When you get to File, follow the instructions to file each federal tax return. IRS rules may prohibit community property returns from being e-filed in certain cases. That's OK – just follow the instructions to file a paper return and be sure to include a copy of the community property worksheet.

If you wish to file one or more state returns, proceed to Part IV.

Since you’re in a registered domestic partnership in California, the law requires you to prepare at least three federal returns. That means crating three accounts in the Online versions and paying for TurboTax three times. But if you use the Download version, you pay just once with one account, to prepare multiple returns. These instructions are for the Download version.

If the two of you are filing separate California returns, the process is straightforward:

  1. Open your returns and go to the Personal Info section
  2. Proceed to the Your Personal Info Summary screen and select the first Edit button
  3. Continue to the Registered Domestic Partnership screen and select the first option, This is a married return we will use to prepare our state return
  4. Then select the last option, We want to file married filing separately for this state and continue
  5. Enter your partner's information on the Spouse's Info screen
  6. (Optional) It wouldn't hurt to step through each federal return and run the Review again
  7. Move on to the State Taxes section and follow the instructions to prepare and file your separate California returns

On the other hand, if you want to file your state return jointly, you have some extra work to do.

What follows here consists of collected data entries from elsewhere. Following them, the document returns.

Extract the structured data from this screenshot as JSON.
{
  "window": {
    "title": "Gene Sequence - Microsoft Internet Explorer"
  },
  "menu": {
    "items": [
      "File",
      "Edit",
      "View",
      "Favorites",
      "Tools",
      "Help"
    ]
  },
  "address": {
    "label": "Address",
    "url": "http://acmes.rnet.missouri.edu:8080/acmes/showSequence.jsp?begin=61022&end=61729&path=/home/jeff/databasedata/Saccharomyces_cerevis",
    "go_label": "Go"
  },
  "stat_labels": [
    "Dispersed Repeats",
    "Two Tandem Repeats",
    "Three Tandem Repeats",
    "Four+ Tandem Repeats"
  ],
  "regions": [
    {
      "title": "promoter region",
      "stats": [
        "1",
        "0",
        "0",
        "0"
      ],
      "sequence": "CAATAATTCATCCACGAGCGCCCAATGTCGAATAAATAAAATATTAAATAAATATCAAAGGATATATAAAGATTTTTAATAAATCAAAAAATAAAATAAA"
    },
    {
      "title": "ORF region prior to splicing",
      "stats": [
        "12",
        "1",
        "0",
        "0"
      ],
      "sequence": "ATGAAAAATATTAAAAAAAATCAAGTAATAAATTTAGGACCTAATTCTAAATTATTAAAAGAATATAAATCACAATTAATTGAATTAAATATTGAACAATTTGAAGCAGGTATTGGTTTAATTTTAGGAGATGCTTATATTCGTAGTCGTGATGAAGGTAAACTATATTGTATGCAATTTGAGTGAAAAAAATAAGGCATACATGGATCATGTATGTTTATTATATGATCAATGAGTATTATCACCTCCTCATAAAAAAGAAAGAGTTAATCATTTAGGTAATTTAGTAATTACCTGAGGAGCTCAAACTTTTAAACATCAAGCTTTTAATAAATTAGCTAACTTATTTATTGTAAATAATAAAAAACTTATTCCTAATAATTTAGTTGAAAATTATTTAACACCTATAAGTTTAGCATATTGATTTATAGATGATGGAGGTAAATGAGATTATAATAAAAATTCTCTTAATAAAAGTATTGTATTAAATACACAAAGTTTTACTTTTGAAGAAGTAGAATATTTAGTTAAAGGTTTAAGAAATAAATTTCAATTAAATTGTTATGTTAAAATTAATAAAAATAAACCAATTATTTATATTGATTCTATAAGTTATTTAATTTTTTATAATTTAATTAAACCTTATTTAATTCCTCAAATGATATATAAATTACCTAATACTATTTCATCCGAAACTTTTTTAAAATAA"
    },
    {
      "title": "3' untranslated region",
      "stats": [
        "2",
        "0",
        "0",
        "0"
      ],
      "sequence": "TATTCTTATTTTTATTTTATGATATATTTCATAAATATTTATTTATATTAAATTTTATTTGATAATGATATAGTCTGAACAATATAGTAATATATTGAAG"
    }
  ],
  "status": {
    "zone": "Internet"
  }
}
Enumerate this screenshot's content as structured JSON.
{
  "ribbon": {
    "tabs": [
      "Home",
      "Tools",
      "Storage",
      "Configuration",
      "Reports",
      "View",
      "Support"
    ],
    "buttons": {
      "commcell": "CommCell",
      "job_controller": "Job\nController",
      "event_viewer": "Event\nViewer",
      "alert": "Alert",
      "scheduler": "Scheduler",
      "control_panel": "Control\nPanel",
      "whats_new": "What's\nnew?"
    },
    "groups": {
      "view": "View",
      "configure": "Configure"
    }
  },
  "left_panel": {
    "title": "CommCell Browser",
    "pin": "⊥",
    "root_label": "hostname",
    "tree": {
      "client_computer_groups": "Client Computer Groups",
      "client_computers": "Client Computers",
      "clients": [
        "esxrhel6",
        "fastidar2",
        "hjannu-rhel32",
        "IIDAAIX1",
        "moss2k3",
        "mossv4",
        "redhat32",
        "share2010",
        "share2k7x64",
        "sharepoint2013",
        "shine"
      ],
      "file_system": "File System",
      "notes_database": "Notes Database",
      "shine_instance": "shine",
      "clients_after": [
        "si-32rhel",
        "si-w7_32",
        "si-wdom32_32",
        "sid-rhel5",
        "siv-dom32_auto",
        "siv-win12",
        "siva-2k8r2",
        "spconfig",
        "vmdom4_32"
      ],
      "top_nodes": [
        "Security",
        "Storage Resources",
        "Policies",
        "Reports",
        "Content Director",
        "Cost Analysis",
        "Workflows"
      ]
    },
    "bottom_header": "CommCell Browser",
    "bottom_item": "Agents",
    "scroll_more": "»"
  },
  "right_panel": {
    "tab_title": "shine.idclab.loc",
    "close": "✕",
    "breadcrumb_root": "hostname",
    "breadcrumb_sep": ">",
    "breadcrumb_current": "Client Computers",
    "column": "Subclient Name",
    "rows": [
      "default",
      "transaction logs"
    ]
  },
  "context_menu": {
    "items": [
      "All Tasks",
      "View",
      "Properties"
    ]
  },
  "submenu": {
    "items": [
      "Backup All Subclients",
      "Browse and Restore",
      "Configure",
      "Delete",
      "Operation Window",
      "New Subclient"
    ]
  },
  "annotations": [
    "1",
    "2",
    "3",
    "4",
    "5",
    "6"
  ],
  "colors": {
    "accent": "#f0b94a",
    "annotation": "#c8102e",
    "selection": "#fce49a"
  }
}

You'll need to create a mock federal joint return which won't be filed with the IRS. Its only purpose is to transfer your combined information to your California return.

  1. Open the return for the primary taxpayer (this is who you want listed first on your joint return)
  2. From the File menu in TurboTax, select Save As
    • We suggest giving it a distinctive name, for example 2019 Mock Joint Federal
  3. In the mock return, go to the Personal Info section
  4. Proceed to the Your Personal Info Summary screen and click the first Edit button
  5. Continue to the Registered Domestic Partnership screen and select the first option, This is a married return we will use to prepare our state return
    • Then select the option, We want to file married filing jointly for this state and continue
  6. Enter your partner's information on the Spouse's Info screen
  7. Proceed through the mock federal return to add the other partner's income, deductions, credits, and other information
  8. Follow the instructions to prepare your joint state return in the State Taxes section
  9. When you get to the File section, select the File by mail option
    • For a number of reasons, you won't be able to e-file your state return
  10. On the next screen, Select The Returns You're Ready to File By Mail, select Do not print my federal return to file by mail now and continue
  11. Follow the instructions to print your state return for paper-filing

You should print a copy of your mock federal return (along with your state return) for your records, but don't file the mock return with the IRS.